El drama dirigido por Stuart Hazeldine pone a un padre atormentado por su pasado y doliente por la pérdida de su hija a “sanar” en una cabaña en donde un Dios manipulador es el anfitrión.
Hay un par de preguntas que quedan flotando en la cabeza apenas uno termina de ver La cabaña. Una es: ¿realmente hace falta esta película? Pero es una pregunta que queda contestada en algunos de los interminables minutos de su metraje. Hay una escena en la que alguno de los avatares de Dios, la Sabiduría, le señala a Mackenzie (el protagonista interpretado por Sam Worthington) que uno no puede juzgar el bien o el mal en base a los intereses personales.

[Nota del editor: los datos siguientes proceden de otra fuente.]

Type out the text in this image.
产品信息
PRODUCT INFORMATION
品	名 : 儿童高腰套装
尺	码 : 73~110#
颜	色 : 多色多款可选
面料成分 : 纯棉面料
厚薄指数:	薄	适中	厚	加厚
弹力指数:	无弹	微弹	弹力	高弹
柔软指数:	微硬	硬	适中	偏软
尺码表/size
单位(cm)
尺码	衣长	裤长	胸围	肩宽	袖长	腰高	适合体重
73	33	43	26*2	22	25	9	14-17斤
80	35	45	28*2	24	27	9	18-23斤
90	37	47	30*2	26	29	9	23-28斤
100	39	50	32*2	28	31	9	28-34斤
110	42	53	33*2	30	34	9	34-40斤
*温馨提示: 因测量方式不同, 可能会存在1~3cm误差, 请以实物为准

Quizás esta película esté haciendo falta en alguna comunidad religiosa que quería ver sus ideas llevadas a la pantalla con actores de alto rango, o en los bolsillos de algunos productores que vieron un filón posible en la necesidad de la gente de recibir –incluso desde el cine– algo que palie el dolor de estar vivos, de vivir sin sentido, algo que ofrezca un placebo de orientación.
La otra pregunta es quién financia una película así: un pasado filicida explica un agujero negro de culpa en la vida de Mackenzie. Como si fuera poco, una vez que su vida alcanza la cota del éxito norteamericano promedio (mujer rubia, casa de dos plantas, camioneta, hijos por todas partes), el guionista le hace sufrir una de esas pérdidas insoportables, una de esas pérdidas que solo la existencia de un Dios personal y preocupado podría ayudar a procesar en el breve tiempo de un filme.

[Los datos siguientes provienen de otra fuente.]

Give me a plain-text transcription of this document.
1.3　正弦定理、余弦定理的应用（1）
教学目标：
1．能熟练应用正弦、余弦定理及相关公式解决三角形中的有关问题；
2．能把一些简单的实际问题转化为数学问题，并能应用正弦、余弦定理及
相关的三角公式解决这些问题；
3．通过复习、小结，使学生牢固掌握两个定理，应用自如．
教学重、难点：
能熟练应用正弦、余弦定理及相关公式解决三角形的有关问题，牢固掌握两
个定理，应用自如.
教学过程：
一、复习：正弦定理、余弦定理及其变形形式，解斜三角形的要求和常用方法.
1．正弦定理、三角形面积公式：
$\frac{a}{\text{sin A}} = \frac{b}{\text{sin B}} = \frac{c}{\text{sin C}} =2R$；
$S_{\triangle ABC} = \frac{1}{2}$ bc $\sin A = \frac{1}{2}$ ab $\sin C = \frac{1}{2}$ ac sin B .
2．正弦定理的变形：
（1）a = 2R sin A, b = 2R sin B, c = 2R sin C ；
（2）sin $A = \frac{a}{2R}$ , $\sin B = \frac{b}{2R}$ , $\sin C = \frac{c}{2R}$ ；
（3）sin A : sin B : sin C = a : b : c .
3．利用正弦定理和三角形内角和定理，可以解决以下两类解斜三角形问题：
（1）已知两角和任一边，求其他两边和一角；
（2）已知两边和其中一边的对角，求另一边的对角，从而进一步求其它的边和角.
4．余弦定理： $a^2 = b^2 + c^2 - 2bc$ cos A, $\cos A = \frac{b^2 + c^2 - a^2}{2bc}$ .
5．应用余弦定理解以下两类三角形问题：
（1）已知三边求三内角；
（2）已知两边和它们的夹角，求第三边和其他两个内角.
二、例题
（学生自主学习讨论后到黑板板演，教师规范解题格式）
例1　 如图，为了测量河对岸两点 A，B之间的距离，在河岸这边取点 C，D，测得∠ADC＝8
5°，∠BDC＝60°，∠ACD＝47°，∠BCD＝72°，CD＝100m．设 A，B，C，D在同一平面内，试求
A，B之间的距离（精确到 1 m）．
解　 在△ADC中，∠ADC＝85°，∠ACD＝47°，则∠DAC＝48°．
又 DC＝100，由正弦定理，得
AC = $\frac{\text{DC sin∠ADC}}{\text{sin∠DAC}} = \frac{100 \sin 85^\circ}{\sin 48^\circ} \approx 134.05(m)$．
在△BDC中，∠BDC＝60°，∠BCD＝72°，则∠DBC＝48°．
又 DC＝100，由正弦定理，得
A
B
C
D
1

Y así sucede: Dios le escribe una carta invitándolo a un fin de semana en una cabaña, para que mediante dos o tres rudimentarias ideas ético-religiosas aprendidas a fuerzas de golpes bajos y trucos penosos que están muy por debajo de las capacidades mágicas de Hollywood, Mack supere su marasmo emocional.

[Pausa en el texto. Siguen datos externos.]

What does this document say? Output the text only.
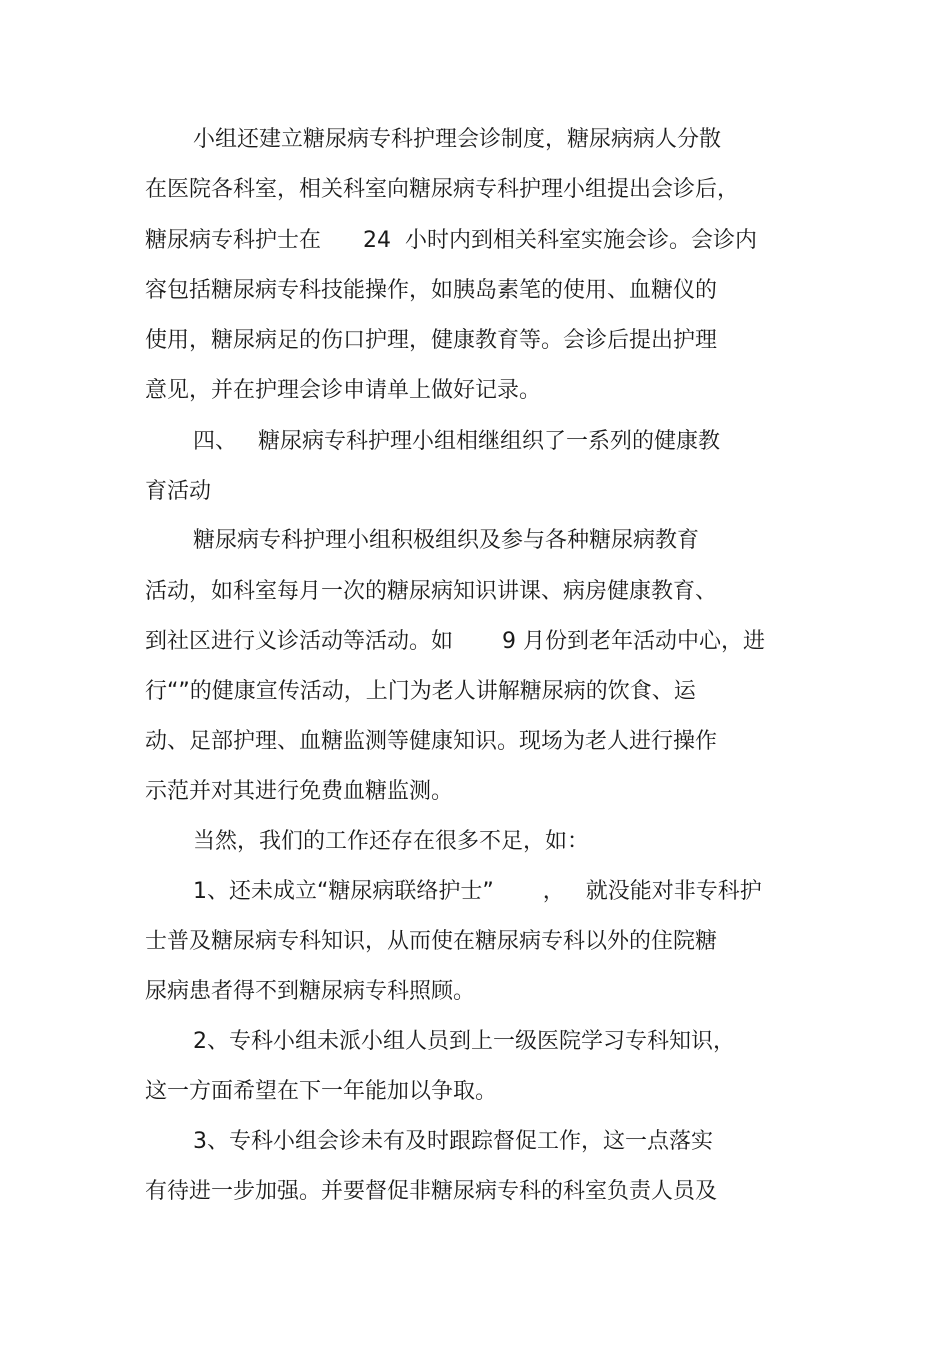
小组还建立糖尿病专科护理会诊制度，糖尿病病人分散
在医院各科室，相关科室向糖尿病专科护理小组提出会诊后，
糖尿病专科护士在      24  小时内到相关科室实施会诊。会诊内
容包括糖尿病专科技能操作，如胰岛素笔的使用、血糖仪的
使用，糖尿病足的伤口护理，健康教育等。会诊后提出护理
意见，并在护理会诊申请单上做好记录。
四、   糖尿病专科护理小组相继组织了一系列的健康教
育活动
糖尿病专科护理小组积极组织及参与各种糖尿病教育
活动，如科室每月一次的糖尿病知识讲课、病房健康教育、
到社区进行义诊活动等活动。如       9 月份到老年活动中心，进
行“”的健康宣传活动，上门为老人讲解糖尿病的饮食、运
动、足部护理、血糖监测等健康知识。现场为老人进行操作
示范并对其进行免费血糖监测。
当然，我们的工作还存在很多不足，如：
1、还未成立“糖尿病联络护士”       ，   就没能对非专科护
士普及糖尿病专科知识，从而使在糖尿病专科以外的住院糖
尿病患者得不到糖尿病专科照顾。
2、专科小组未派小组人员到上一级医院学习专科知识，
这一方面希望在下一年能加以争取。
3、专科小组会诊未有及时跟踪督促工作，这一点落实
有待进一步加强。并要督促非糖尿病专科的科室负责人员及
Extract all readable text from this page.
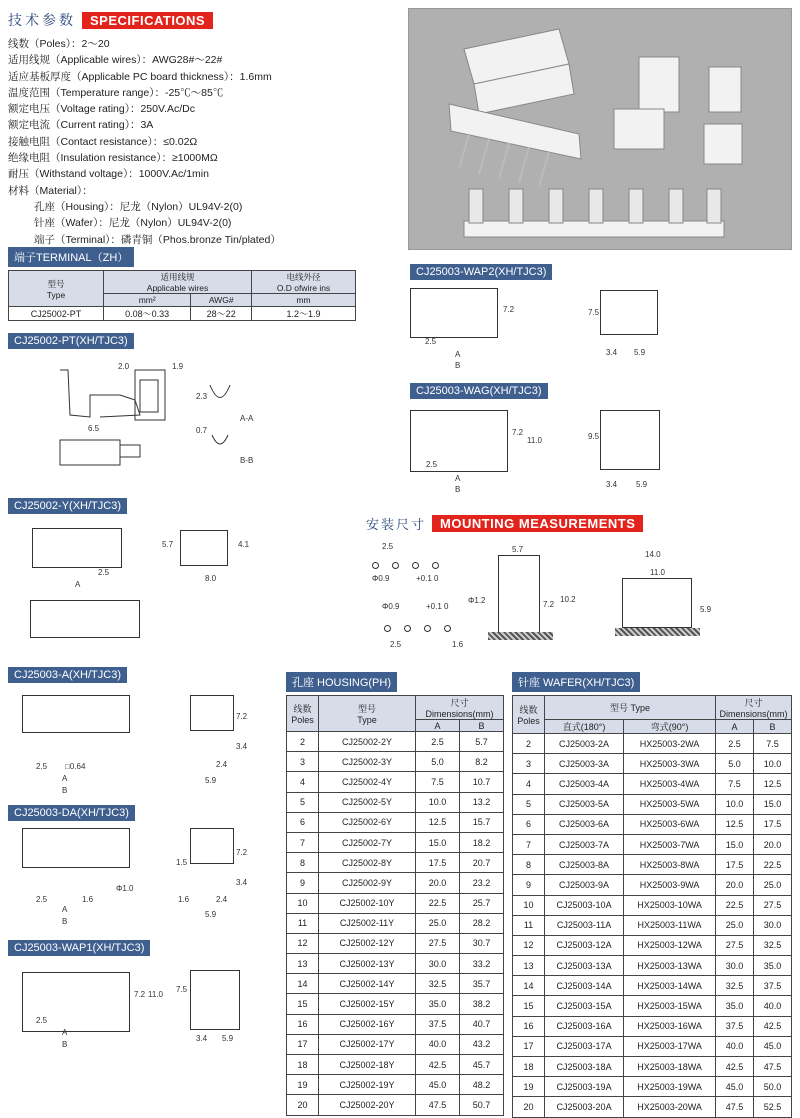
技术参数	SPECIFICATIONS
线数（Poles）：2～20
适用线规（Applicable wires）：AWG28#～22#
适应基板厚度（Applicable PC board thickness）：1.6mm
温度范围（Temperature range）：-25℃～85℃
额定电压（Voltage rating）：250V.Ac/Dc
额定电流（Current rating）：3A
接触电阻（Contact resistance）：≤0.02Ω
绝缘电阻（Insulation resistance）：≥1000MΩ
耐压（Withstand voltage）：1000V.Ac/1min
材料（Material）：
孔座（Housing）：尼龙（Nylon）UL94V-2(0)
针座（Wafer）：尼龙（Nylon）UL94V-2(0)
端子（Terminal）：磷青铜（Phos.bronze Tin/plated）
端子TERMINAL（ZH）
型号
Type	适用线规
Applicable wires		电线外径
O.D ofwire ins
	mm²	AWG#	mm
CJ25002-PT	0.08～0.33	28～22	1.2～1.9
CJ25002-PT(XH/TJC3)
2.0	1.9
6.5
2.3
0.7
A-A
B-B
CJ25002-Y(XH/TJC3)
2.5
A
5.7	4.1
8.0
CJ25003-A(XH/TJC3)
2.5 □0.64
A
B
7.2
3.4
2.4
5.9
CJ25003-DA(XH/TJC3)
2.5	1.6
Φ1.0
A
B
7.2
3.4
1.5
1.6	2.4
5.9
CJ25003-WAP1(XH/TJC3)
2.5
A
B
7.2 11.0
7.5
3.4 5.9
CJ25003-WAP2(XH/TJC3)
2.5
A
B
7.2	7.5
3.4 5.9
CJ25003-WAG(XH/TJC3)
2.5
A
B
7.2
11.0	9.5
3.4 5.9
安装尺寸	MOUNTING MEASUREMENTS
2.5
Φ0.9	+0.1 0
Φ0.9	+0.1 0
Φ1.2
2.5	1.6
5.7
7.2
10.2
14.0
11.0
5.9
孔座 HOUSING(PH)
线数
Poles	型号
Type	尺寸Dimensions(mm)	
		A	B
2	CJ25002-2Y	2.5	5.7
3	CJ25002-3Y	5.0	8.2
4	CJ25002-4Y	7.5	10.7
5	CJ25002-5Y	10.0	13.2
6	CJ25002-6Y	12.5	15.7
7	CJ25002-7Y	15.0	18.2
8	CJ25002-8Y	17.5	20.7
9	CJ25002-9Y	20.0	23.2
10	CJ25002-10Y	22.5	25.7
11	CJ25002-11Y	25.0	28.2
12	CJ25002-12Y	27.5	30.7
13	CJ25002-13Y	30.0	33.2
14	CJ25002-14Y	32.5	35.7
15	CJ25002-15Y	35.0	38.2
16	CJ25002-16Y	37.5	40.7
17	CJ25002-17Y	40.0	43.2
18	CJ25002-18Y	42.5	45.7
19	CJ25002-19Y	45.0	48.2
20	CJ25002-20Y	47.5	50.7
针座 WAFER(XH/TJC3)
线数
Poles	型号 Type		尺寸Dimensions(mm)	
	直式(180°)	弯式(90°)	A	B
2	CJ25003-2A	HX25003-2WA	2.5	7.5
3	CJ25003-3A	HX25003-3WA	5.0	10.0
4	CJ25003-4A	HX25003-4WA	7.5	12.5
5	CJ25003-5A	HX25003-5WA	10.0	15.0
6	CJ25003-6A	HX25003-6WA	12.5	17.5
7	CJ25003-7A	HX25003-7WA	15.0	20.0
8	CJ25003-8A	HX25003-8WA	17.5	22.5
9	CJ25003-9A	HX25003-9WA	20.0	25.0
10	CJ25003-10A	HX25003-10WA	22.5	27.5
11	CJ25003-11A	HX25003-11WA	25.0	30.0
12	CJ25003-12A	HX25003-12WA	27.5	32.5
13	CJ25003-13A	HX25003-13WA	30.0	35.0
14	CJ25003-14A	HX25003-14WA	32.5	37.5
15	CJ25003-15A	HX25003-15WA	35.0	40.0
16	CJ25003-16A	HX25003-16WA	37.5	42.5
17	CJ25003-17A	HX25003-17WA	40.0	45.0
18	CJ25003-18A	HX25003-18WA	42.5	47.5
19	CJ25003-19A	HX25003-19WA	45.0	50.0
20	CJ25003-20A	HX25003-20WA	47.5	52.5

Para escenificar toda esta estafa moral, el director propone una de las variantes del más allá más pobres que uno pueda imaginar: una edulcorada fantasía entre evangélica y líquida de un Dios buena onda, infinitivamente preocupado, manipulador, machista (es una mujer todo el tiempo, pero para la tarea más delicada aparece en forma de hombre porque “hace falta un padre”) que nos muestra La cabaña. Insignificante desde lo visual, retorcida en su bondad chantajista, simple en sus ideas sobre todo (el duelo, el bien y el mal, y etcétera) no hay razones para no rechazar la invitación a La cabaña, la firme quien la firme.